Phillips’ 22-year-old daughter, a nursing student with her whole life ahead of her, was brutally assaulted and killed by an illegal immigrant reportedly connected to the Venezuelan gang Tren de Aragua — a man who, according to authorities, had been released into the United States during the Biden administration’s border crisis.
Standing beside President **Donald Trump**, Phillips delivered emotional remarks thanking him for doing what she says the previous administration would not: standing with her family and refusing to let her daughter’s story fade into the background noise of Washington politics.
“You have said from the beginning — literally the day after this happened — that you would not forget about Laken,” Phillips said, recalling that Trump was not even president at the time of her daughter’s death. “You have not forgotten. You have fought a fight that most people would not want to fight.”

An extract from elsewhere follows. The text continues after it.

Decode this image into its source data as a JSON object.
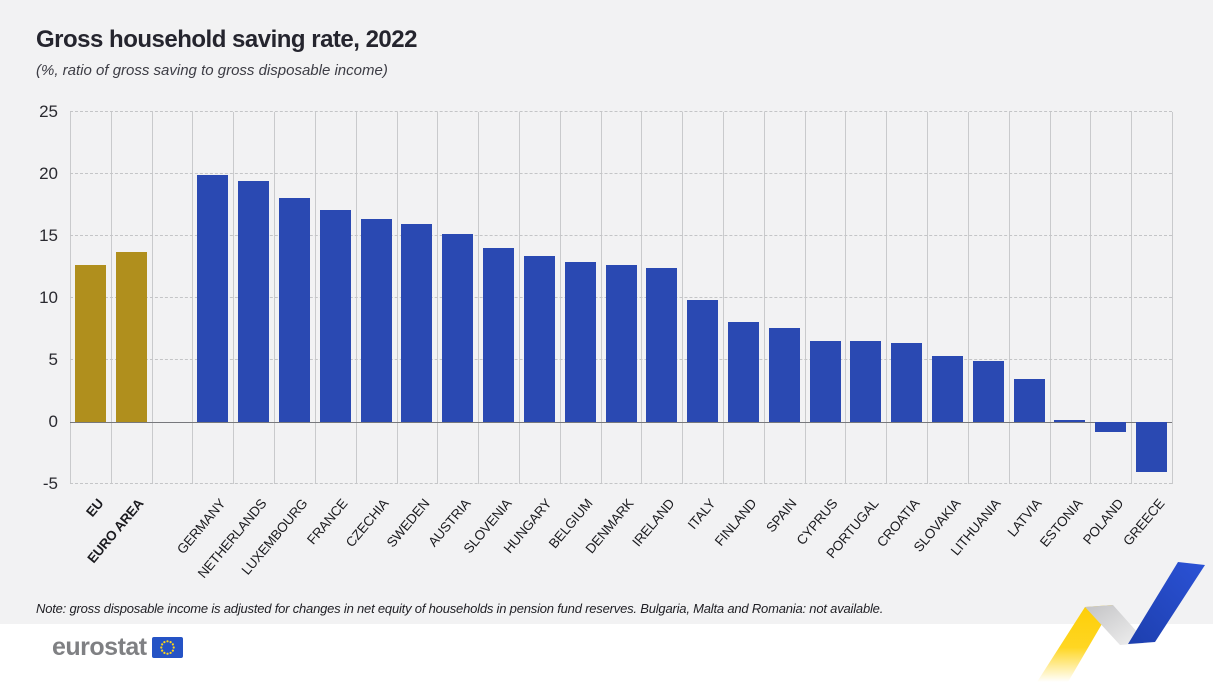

The ceremony brought together Angel Families from across the country — parents who have lost children to crimes committed by illegal immigrants. For them, immigration policy is not an abstract debate. It is deeply personal.
Phillips described the agony her family has endured, calling it a nightmare no parent should ever experience. “If you lived the nightmare that we have lived,” she said, “you understand the importance of the job he’s doing — securing our nation and fighting for our families — because this could be any family.”
Her words underscored a central argument long made by conservatives: border security is not about politics; it is about protecting American lives.
Laken Riley, Phillips explained, was not someone who sought the spotlight. She was a college nursing student, a young woman of deep Christian faith, and a daughter who put others before herself. On the morning of her death, she had woken up early the day before to decorate her roommate’s door for her birthday. She went for a run — something millions of young Americans do every day — and never came home.
“She just wanted to be a good friend, a good sister, a good daughter, and a hard-working nurse,” Phillips said. “She was working so hard.”
Phillips made clear that while her daughter’s name has become widely known, she is far from the only victim. “She’s one of a ton of people that have suffered at the hands of illegal immigrants,” she said. “She’s not the only one.”
The tragedy has become emblematic of what many see as the human toll of years of lax enforcement, catch-and-release policies, and a border left overwhelmed. Under President Trump’s renewed leadership, the administration has pledged to crack down on criminal illegal aliens and dismantle transnational gangs like Tren de Aragua operating inside the United States.
For Phillips, the policy debate is inseparable from her daughter’s memory.
“Thank you for honoring all of them, not just Laken,” she told the president. “We’re just beyond grateful.”
In a city often consumed by partisan bickering, the ceremony was a stark reminder that behind every statistic is a name, a face, and a grieving family — and that for many Americans, border security is not a talking point, but a matter of life and death.